Climate and Gender Justice Fund, Co-Chair
Melanie Allen comes to the fund from the Mary Reynolds Babcock Foundation where she launched the organization’s Energy Equity portfolio and managed relationships and grant making in South Carolina. Melanie is fiercely committed to supporting leadership across the South. With 12 years in the nonprofit and philanthropic sectors, Allen has considerable experience facilitating community-based solutions that ensure those most affected by policy are centered in the decision-making process. She also has a strong background with community development projects in many sectors, including conservation, affordable housing and workforce development. Melanie is a native of Greensboro, North Carolina currently residing in Durham.
W.K. Kellogg Foundation
Sakinah Harrison is a National Program Officer for Education & Learning and Family Economic Security at the W.K. Kellogg Foundation in Battle Creek, Michigan. In this role as a member of the Education & Learning and Family Economic Security teams, Sakinah is responsible for identifying and nurturing opportunities for affecting positive systemic change within communities aimed at creating conditions in which children can develop, learn and grow. An educator with over 18 years of experience in the field, she is committed to social change that is intersectional and centers communities most impacted. This commitment drives her cross-sectional portfolio that enables large-scale systems change through engaging partners at the community, municipal, state, national and federal levels. She earned a bachelor’s degree in education from the University of Dayton, a Masters of Nonprofit Management from Case Western Reserve University and is currently a doctoral candidate at the University of Southern California in the Global Executive EdD Program.
Southern Partners Fund
Teumbay (Tee) Barnes brings more than 15 years of experience in community organizing, advocacy, policy, grassroots leadership development, journalism, and higher education to her work. A passionate childcare and sexual assault prevention advocate, her philosophy is “creating change begins within.”

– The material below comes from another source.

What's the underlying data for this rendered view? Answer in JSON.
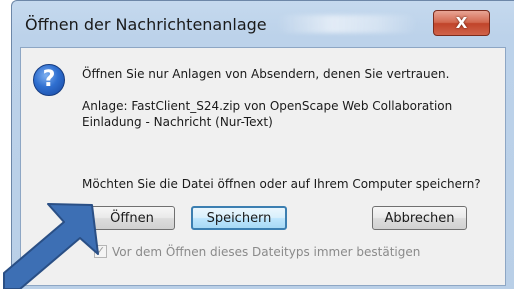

Tee holds a communications BA from Alabama State University and a master’s in post-secondary education from Troy University. She is also a 2010 graduate of the National Women’s Law Center PLAN (Progressive Advocacy Leadership Network), a 2011 fellow of the Inaugural Class of Greensboro Justice Fund Fellows at the Highlander Center, and a graduate of the Leading by Example Leadership Program and she serves as an Adjunct Instructor.
Leverage Philanthropic Partners
Will Cordery is an Advisor & Consultant with Leverage Philanthropic Partners; a social impact firm working to advance justice by providing capacity building to foundations, nonprofits and high net worth individuals striving for progressive social change. He is also a Director of Liberated Capital—A Decolonizing Wealth Fund, a trustee of the Hill-Snowdon Foundation, and a member of the Economic Justice Advisory Committee for Nonprofit Quarterly. Will has extensive leadership experience in institutional philanthropy, community advocacy and social movements for advancing racial justice, economic justice, LGBTQI rights, and progressive public policy.